ポップ・ミュージックの魔力を信じ続けるグリーン・ガートサイド

文 高野裕子 (流行通信 1985年 8月号)

オフ・ビートのドラムスが空を打ち、不調和音をギターの弦が奏でる。無知て若い少女に、問いかけるように歌う情緒不安定なボーカル・ライン...。"Skank Bloc Bologna"は、1978年にリリースされたポップ・レコードの中で、ひときわ美しい輝きを放つ名曲だった。

これをやっていたのが、スクリッティ・ポリッティというグループ。イタリアの共産主義者であるアントニオ・グランチの著作からグループ名を頂いたというこのグループは、リーズの美術大学に通っていた美大生によって結成された、アンチ・コマーシャリズム・グループで、当時カムデン・タウンにスクオットし、自費でレコードを出していた。・・・ 言ってみれば、ボヘミアン的な人間の集まりだった。グリーン、ナイアル、トムにマチュー。この4人が追求していたポップは、レゲエに大いなる影響をうけたアコースティックでスロー・テンポな曲が殆ど。時々神経質にグリーンがギターをかきならす・・・ そんな感じだった。

スクリッティ・ポリッティほど、コマーシャリズム、資本主義の鉄則をあくまでも貫き、音楽主義から距離を置いていたグループはいなかっただろう。コンサートをやればステージの上で討論したり、満足いくまで曲をやり直したり、インタヴューを受ければ、インタヴュアーの質問の一言一言にこだわってみたり。

時の流れは音楽産業の体質を随分変えたものだが、スクリッティ・ポリッティというグループにも大きな変化をもたらした。ナイアル、トム、マチューといったメンバーはそれぞれの理想を貫くために音楽から遠ざかっていった。結局スクリッティ・ポリッティという、極めて政治的な名前を持つグループは、グリーン・ガートサイドというシンガー兼ソングライティングを担当していたひとりのソロ・プロジェクトへと変容した。

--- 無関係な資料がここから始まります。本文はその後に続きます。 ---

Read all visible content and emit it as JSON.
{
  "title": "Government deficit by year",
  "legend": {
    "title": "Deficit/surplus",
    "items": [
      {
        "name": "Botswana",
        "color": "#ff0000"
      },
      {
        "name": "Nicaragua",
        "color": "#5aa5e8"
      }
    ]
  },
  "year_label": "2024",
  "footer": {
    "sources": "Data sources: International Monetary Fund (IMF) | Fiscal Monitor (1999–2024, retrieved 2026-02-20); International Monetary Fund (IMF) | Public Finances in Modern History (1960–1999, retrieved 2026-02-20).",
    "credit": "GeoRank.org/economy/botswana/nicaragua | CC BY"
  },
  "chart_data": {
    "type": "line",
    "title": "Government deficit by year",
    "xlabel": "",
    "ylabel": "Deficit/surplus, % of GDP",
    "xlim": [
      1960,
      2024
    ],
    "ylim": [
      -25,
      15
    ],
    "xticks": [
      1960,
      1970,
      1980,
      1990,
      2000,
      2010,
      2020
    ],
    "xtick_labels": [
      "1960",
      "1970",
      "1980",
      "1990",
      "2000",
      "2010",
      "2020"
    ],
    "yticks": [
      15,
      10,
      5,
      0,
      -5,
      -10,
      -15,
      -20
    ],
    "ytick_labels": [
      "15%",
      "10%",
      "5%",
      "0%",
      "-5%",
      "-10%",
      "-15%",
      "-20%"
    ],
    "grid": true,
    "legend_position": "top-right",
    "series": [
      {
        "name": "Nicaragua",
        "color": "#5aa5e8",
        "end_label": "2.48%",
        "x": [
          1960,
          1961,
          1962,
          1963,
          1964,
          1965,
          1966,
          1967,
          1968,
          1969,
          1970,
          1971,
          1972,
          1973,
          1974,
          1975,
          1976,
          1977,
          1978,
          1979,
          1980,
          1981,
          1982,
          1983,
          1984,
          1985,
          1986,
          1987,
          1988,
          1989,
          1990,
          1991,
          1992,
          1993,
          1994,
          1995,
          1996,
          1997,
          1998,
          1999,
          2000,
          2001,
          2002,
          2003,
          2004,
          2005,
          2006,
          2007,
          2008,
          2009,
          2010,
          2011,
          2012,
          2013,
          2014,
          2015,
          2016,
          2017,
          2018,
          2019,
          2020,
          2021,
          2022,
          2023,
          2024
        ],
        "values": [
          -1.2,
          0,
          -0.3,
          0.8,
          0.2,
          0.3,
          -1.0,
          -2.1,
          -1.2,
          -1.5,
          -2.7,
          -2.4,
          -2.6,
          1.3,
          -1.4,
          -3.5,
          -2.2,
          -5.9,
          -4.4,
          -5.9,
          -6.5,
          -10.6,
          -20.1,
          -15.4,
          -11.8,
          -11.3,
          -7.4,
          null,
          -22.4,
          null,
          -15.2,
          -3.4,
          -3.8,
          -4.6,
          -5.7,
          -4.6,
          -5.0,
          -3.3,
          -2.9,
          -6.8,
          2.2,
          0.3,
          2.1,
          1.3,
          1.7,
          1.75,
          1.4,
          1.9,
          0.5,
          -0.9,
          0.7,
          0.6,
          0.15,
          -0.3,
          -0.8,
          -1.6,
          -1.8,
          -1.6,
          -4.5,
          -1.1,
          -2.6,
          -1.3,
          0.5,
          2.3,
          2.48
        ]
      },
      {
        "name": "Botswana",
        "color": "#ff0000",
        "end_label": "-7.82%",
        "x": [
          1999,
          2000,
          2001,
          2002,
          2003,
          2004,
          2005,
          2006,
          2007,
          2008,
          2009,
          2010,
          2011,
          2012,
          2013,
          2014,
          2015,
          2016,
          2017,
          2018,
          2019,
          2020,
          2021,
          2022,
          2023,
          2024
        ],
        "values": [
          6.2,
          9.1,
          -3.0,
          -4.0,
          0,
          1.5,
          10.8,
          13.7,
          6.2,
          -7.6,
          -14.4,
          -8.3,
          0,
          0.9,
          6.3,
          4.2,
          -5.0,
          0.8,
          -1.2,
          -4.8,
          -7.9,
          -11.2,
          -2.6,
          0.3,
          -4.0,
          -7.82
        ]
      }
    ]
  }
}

「今でも政治やその形態、それにかかわろうとするポップ・ミュージックに関心はある。しかしポップ・ミュージックの中で、これらのテーマをもてあそぶことはできても、6コーラス3分で何かができるというわけじゃない」。

「ジェリー・ダマーズのように"ネルソン・マンデラを解放せよ"なんて曲は、僕は書けない。僕にとってポップというのは、楽しみ、セックス、エンターテイメント、こういったものを含めたものなんだ。そしてこれらすべてのものが、ポップにおいては政治的であると思う」。

政治的なチャリティ・コンサートに出演したり、政治的なコメントをメッセージとして書いたり、そんな行為は、今年29歳になる彼のスタイルではないようだ。

82年、彼はニューヨークへと飛び、そこでフレッド・メイハー(マテリアル)やナイル・ロジャース(シーク)、アリフ・マーディンやデヴィッド・ギャムソンと交友を深め、その結果として"WOOD BEEZ ( Pray like Aretha Franklin)"、"Abosolute"、"Hypnotize"という三枚の驚きに値するシングルを発表した。最もパワフルで生命感を秘めたニューヨークのストリート文化、ヒップ・ホップに触発されたスクリッティのポップは、メッセージ・ソングという紙きれのように薄っぺらなポップが到達しえないエクスタシーとパワーをひめた音のベクトル。

現在のグリーン・ガートサイドは、音楽雑誌のグラビアにも登場するし、テレビで三分間のインタヴューを受けたりもする。一見コマーシャリズムに傾倒したかのように見えるスクリッティ・ポリッティ。しかし、かつてステージで討論したり、インタヴュアーの語意に疑問を浴びせたりするグリーン・ガートサイドは未だに健在。状況は変われど、3日ごとに流行と主義(?!)がひらひらと変わるポップ産業の荒野をマイペースで歩く彼である。

最近発表されたスクリッティ・ポリッティのニューLP "Cupid & Psyche"は、グリーンの心に魔法をかけたポップ・ミュージックの様々な形態が、彼自身の音として美しく結晶化した作品である。ひたすらポップ・ミュージックの美しさと魔力を信じ、音に、そして言葉にこだわり続けるアーティスト、それがグリーン・ガートサイドなのだ。

 

2002.1.8..

(この記事は国内において、日本語で発表されたものです。現在の一般的な日本読みが相違している部分についてのみ修正しました。)